「主権者教育」は何をめざすのか

木村 昭雄

 選挙権18歳引下げにより、「主権者教育」重要論が浮上し、総務省・文部科学省『私たちが拓く 日本の将来一有権者として求められる力を身につけるため』の教材が刊行され、学校現場で取り組まれてきた。

 その教材を一読する機会に恵まれたが、『「主権者教育」は何をめざすのか』の疑問が残り火のようしてある。

 疑問の因は、①「私たちが生きる21世紀の日本は、世界に類を見ない平和で民主的な社会を築き上げた」と ②「小数意見が正しいものであれば、できるだけ吸収するものでなければなりません」の記述にある。その記述に、私のメとアタマは「誤植ではないか?」の反応を示した。

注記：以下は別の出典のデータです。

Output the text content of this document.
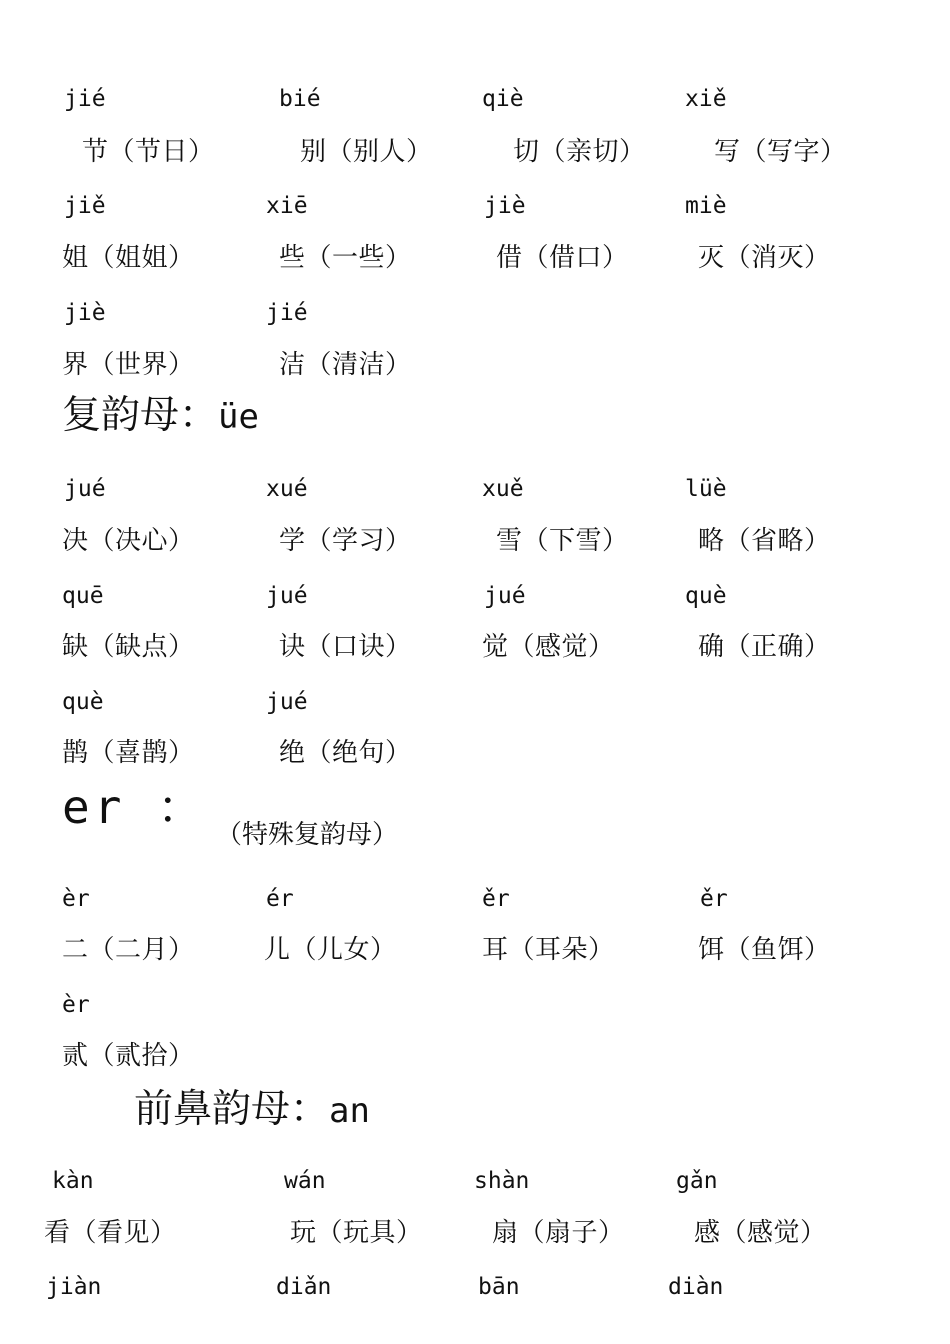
jié	bié	qiè	xiě
节（节日）	别（别人）	切（亲切）	写（写字）
jiě	xiē	jiè	miè
姐（姐姐）	些（一些）	借（借口）	灭（消灭）
jiè	jié
界（世界）	洁（清洁）
复韵母：üe
jué	xué	xuě	lüè
决（决心）	学（学习）	雪（下雪）	略（省略）
quē	jué	jué	què
缺（缺点）	诀（口诀）	觉（感觉）	确（正确）
què	jué
鹊（喜鹊）	绝（绝句）
er ：
（特殊复韵母）
èr	ér	ěr	ěr
二（二月）	儿（儿女）	耳（耳朵）	饵（鱼饵）
èr
贰（贰拾）
前鼻韵母：an
kàn	wán	shàn	gǎn
看（看见）	玩（玩具）	扇（扇子）	感（感觉）
jiàn	diǎn	bān	diàn
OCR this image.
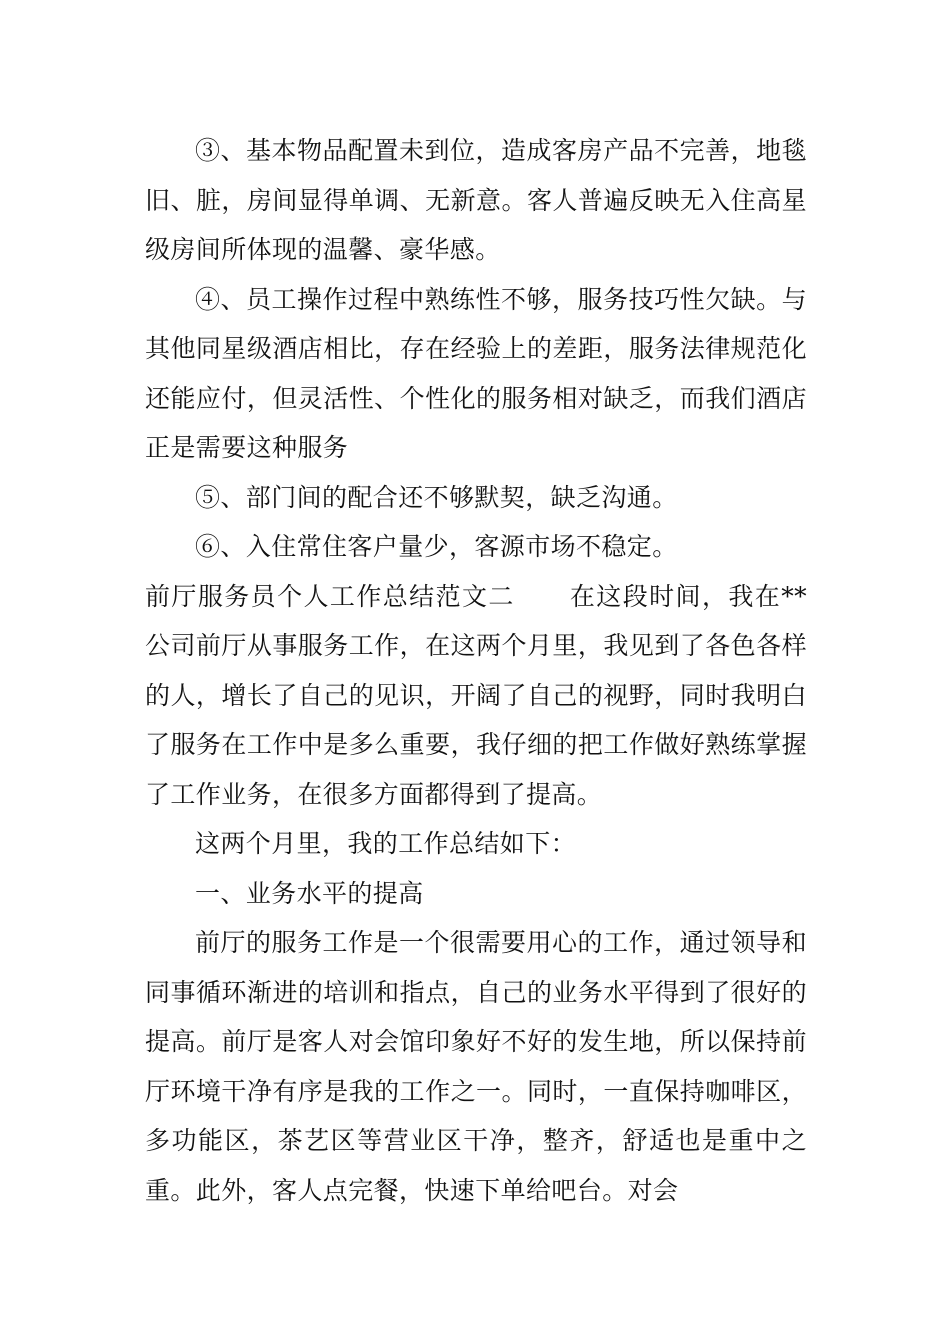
③、基本物品配置未到位，造成客房产品不完善，地毯旧、脏，房间显得单调、无新意。客人普遍反映无入住高星级房间所体现的温馨、豪华感。

④、员工操作过程中熟练性不够，服务技巧性欠缺。与其他同星级酒店相比，存在经验上的差距，服务法律规范化还能应付，但灵活性、个性化的服务相对缺乏，而我们酒店正是需要这种服务

⑤、部门间的配合还不够默契，缺乏沟通。

⑥、入住常住客户量少，客源市场不稳定。

前厅服务员个人工作总结范文二 在这段时间，我在**公司前厅从事服务工作，在这两个月里，我见到了各色各样的人，增长了自己的见识，开阔了自己的视野，同时我明白了服务在工作中是多么重要，我仔细的把工作做好熟练掌握了工作业务，在很多方面都得到了提高。

这两个月里，我的工作总结如下：

一、业务水平的提高

前厅的服务工作是一个很需要用心的工作，通过领导和同事循环渐进的培训和指点，自己的业务水平得到了很好的提高。前厅是客人对会馆印象好不好的发生地，所以保持前厅环境干净有序是我的工作之一。同时，一直保持咖啡区，多功能区，茶艺区等营业区干净，整齐，舒适也是重中之重。此外，客人点完餐，快速下单给吧台。对会
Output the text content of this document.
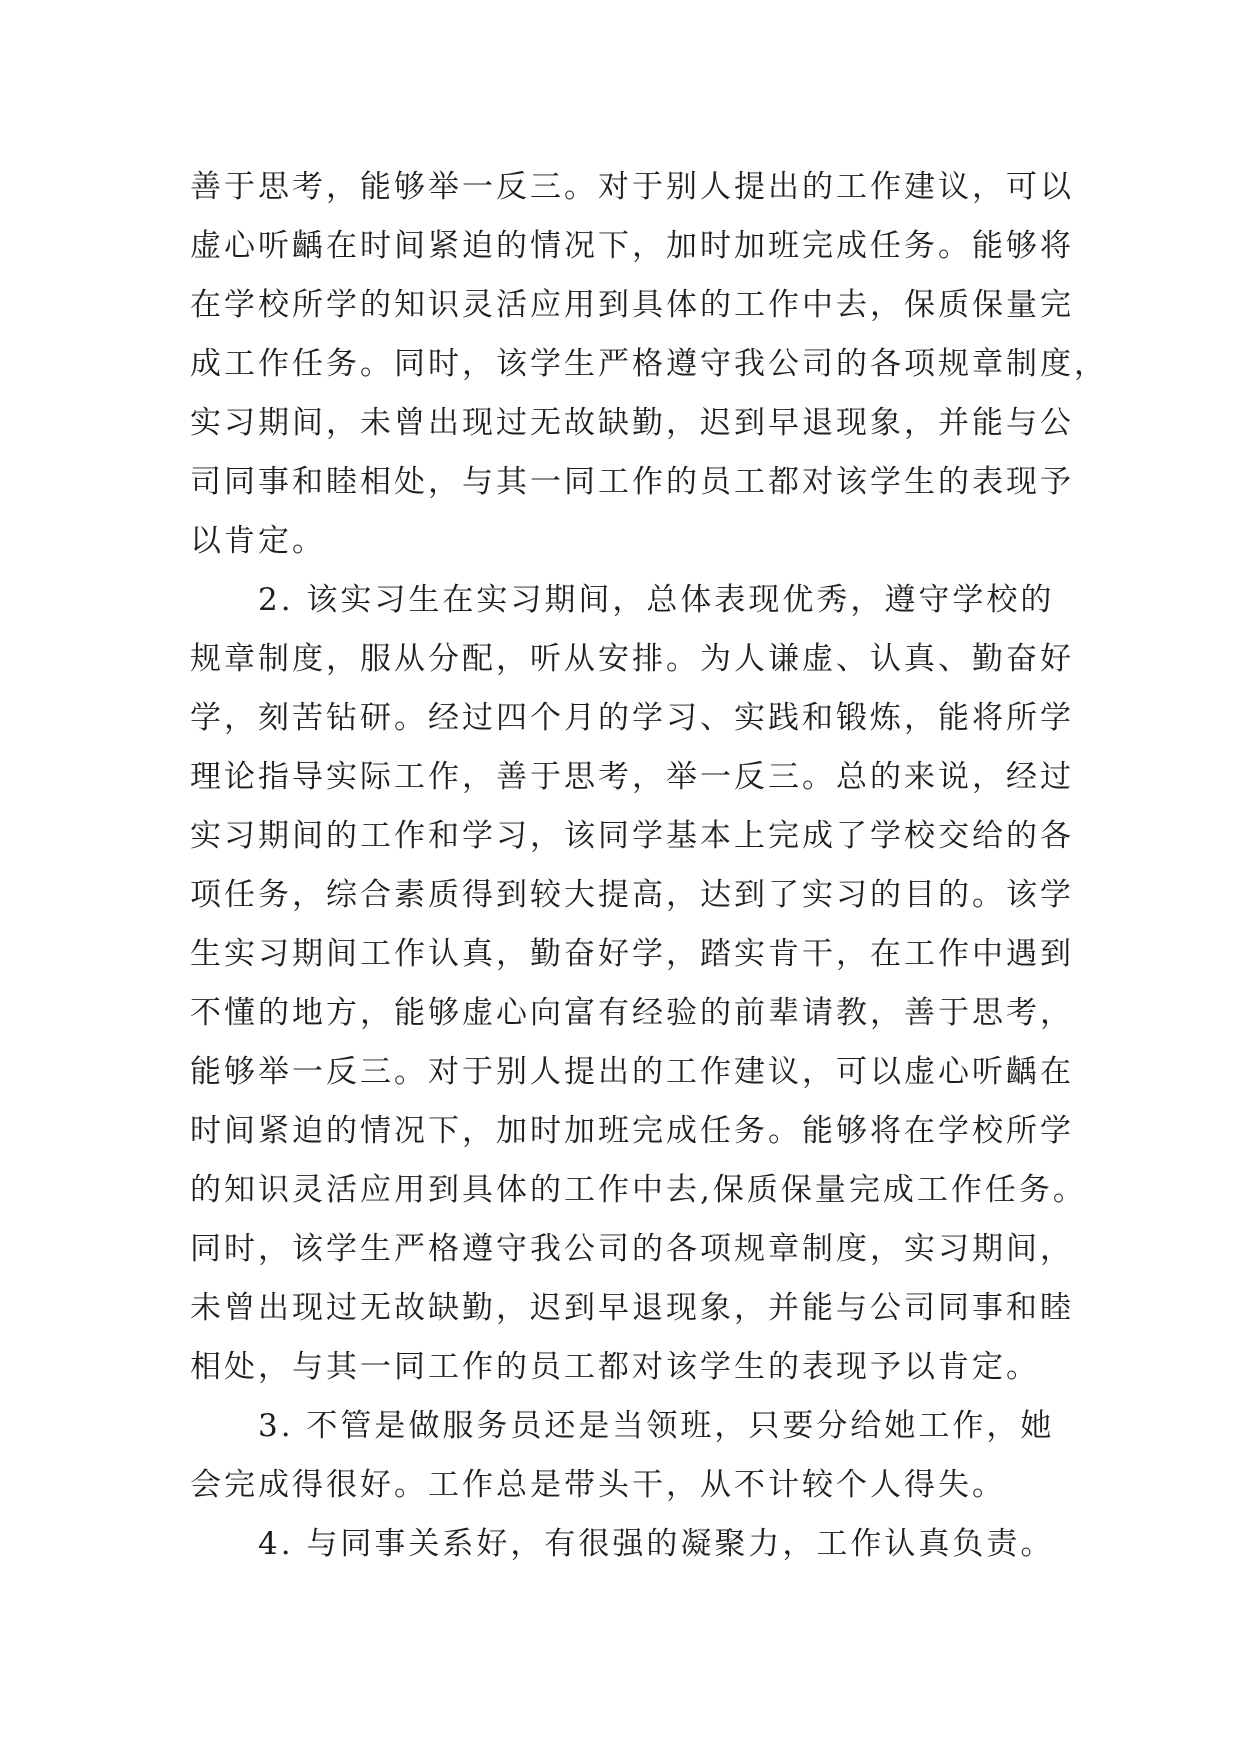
善于思考，能够举一反三。对于别人提出的工作建议，可以
虚心听齲在时间紧迫的情况下，加时加班完成任务。能够将
在学校所学的知识灵活应用到具体的工作中去，保质保量完
成工作任务。同时，该学生严格遵守我公司的各项规章制度，
实习期间，未曾出现过无故缺勤，迟到早退现象，并能与公
司同事和睦相处，与其一同工作的员工都对该学生的表现予
以肯定。
2. 该实习生在实习期间，总体表现优秀，遵守学校的
规章制度，服从分配，听从安排。为人谦虚、认真、勤奋好
学，刻苦钻研。经过四个月的学习、实践和锻炼，能将所学
理论指导实际工作，善于思考，举一反三。总的来说，经过
实习期间的工作和学习，该同学基本上完成了学校交给的各
项任务，综合素质得到较大提高，达到了实习的目的。该学
生实习期间工作认真，勤奋好学，踏实肯干，在工作中遇到
不懂的地方，能够虚心向富有经验的前辈请教，善于思考，
能够举一反三。对于别人提出的工作建议，可以虚心听齲在
时间紧迫的情况下，加时加班完成任务。能够将在学校所学
的知识灵活应用到具体的工作中去,保质保量完成工作任务。
同时，该学生严格遵守我公司的各项规章制度，实习期间，
未曾出现过无故缺勤，迟到早退现象，并能与公司同事和睦
相处，与其一同工作的员工都对该学生的表现予以肯定。
3. 不管是做服务员还是当领班，只要分给她工作，她
会完成得很好。工作总是带头干，从不计较个人得失。
4. 与同事关系好，有很强的凝聚力，工作认真负责。
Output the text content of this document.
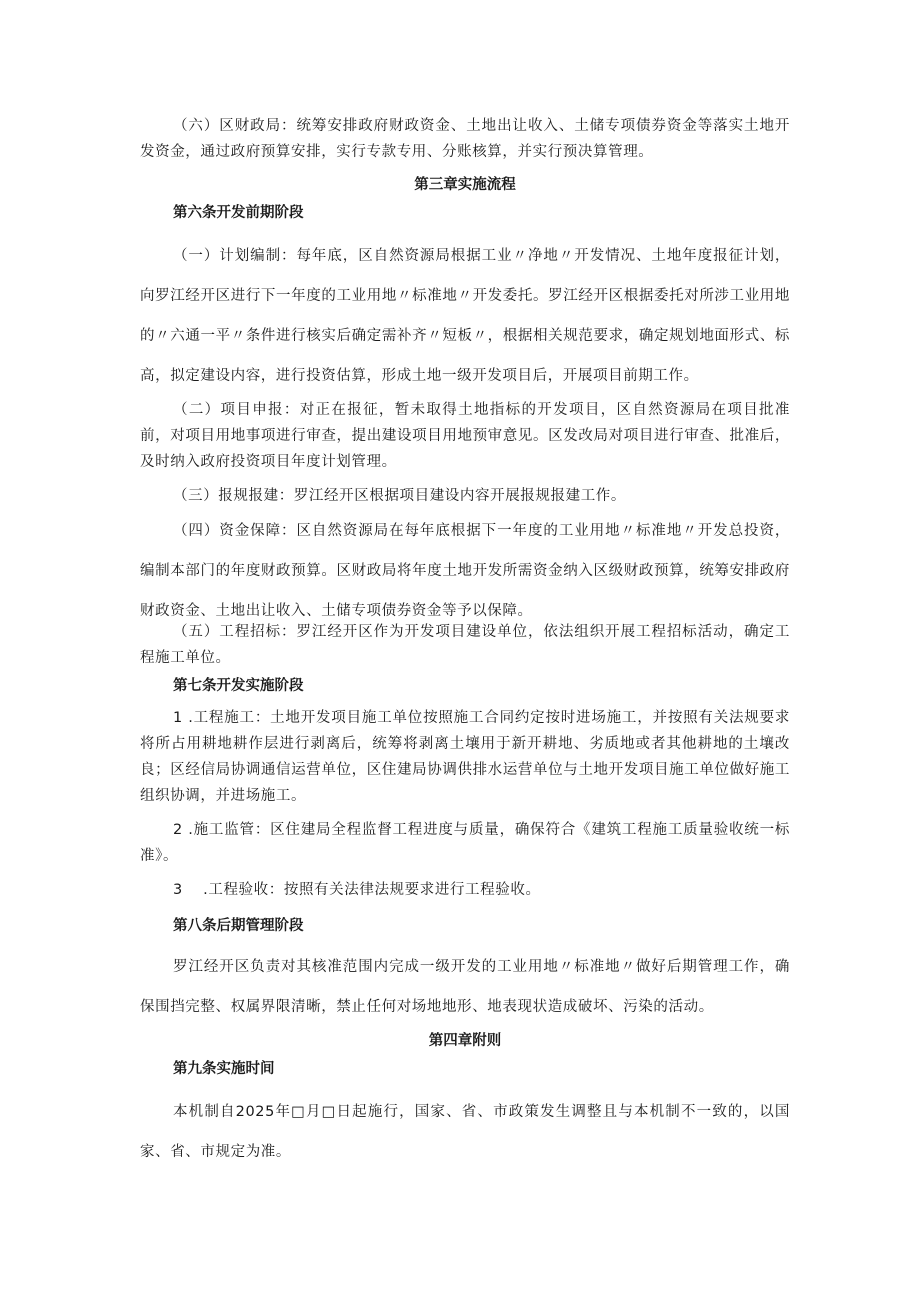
（六）区财政局：统筹安排政府财政资金、土地出让收入、土储专项债券资金等落实土地开发资金，通过政府预算安排，实行专款专用、分账核算，并实行预决算管理。

第三章实施流程
第六条开发前期阶段

（一）计划编制：每年底，区自然资源局根据工业〃净地〃开发情况、土地年度报征计划，向罗江经开区进行下一年度的工业用地〃标准地〃开发委托。罗江经开区根据委托对所涉工业用地的〃六通一平〃条件进行核实后确定需补齐〃短板〃，根据相关规范要求，确定规划地面形式、标高，拟定建设内容，进行投资估算，形成土地一级开发项目后，开展项目前期工作。

（二）项目申报：对正在报征，暂未取得土地指标的开发项目，区自然资源局在项目批准前，对项目用地事项进行审查，提出建设项目用地预审意见。区发改局对项目进行审查、批准后，及时纳入政府投资项目年度计划管理。

（三）报规报建：罗江经开区根据项目建设内容开展报规报建工作。

（四）资金保障：区自然资源局在每年底根据下一年度的工业用地〃标准地〃开发总投资，编制本部门的年度财政预算。区财政局将年度土地开发所需资金纳入区级财政预算，统筹安排政府财政资金、土地出让收入、土储专项债券资金等予以保障。

（五）工程招标：罗江经开区作为开发项目建设单位，依法组织开展工程招标活动，确定工程施工单位。

第七条开发实施阶段

1 .工程施工：土地开发项目施工单位按照施工合同约定按时进场施工，并按照有关法规要求将所占用耕地耕作层进行剥离后，统筹将剥离土壤用于新开耕地、劣质地或者其他耕地的土壤改良；区经信局协调通信运营单位，区住建局协调供排水运营单位与土地开发项目施工单位做好施工组织协调，并进场施工。

2 .施工监管：区住建局全程监督工程进度与质量，确保符合《建筑工程施工质量验收统一标准》。

3　 .工程验收：按照有关法律法规要求进行工程验收。

第八条后期管理阶段

罗江经开区负责对其核准范围内完成一级开发的工业用地〃标准地〃做好后期管理工作，确保围挡完整、权属界限清晰，禁止任何对场地地形、地表现状造成破坏、污染的活动。

第四章附则
第九条实施时间

本机制自2025年□月□日起施行，国家、省、市政策发生调整且与本机制不一致的，以国家、省、市规定为准。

 いま一つは、③自民党の憲法改正草案に見る「公共の福祉・秩序に反しない限りの人権行使」の考えを敷衍する記述である。

 はじめての選挙権行使となった参議院選を振りかえって、『新潟日報』は「高校での主権者教育の後押し」があって「一定の成果があった」としているが、わたしには疑問だ。

 「主権者教育」がめざしているのは、考えない、疑問を持たない、言わないの「三ない」を身につけた「主権者」の育成ではないかと、私は危惧しているが、わたしだけのことなのだろうか。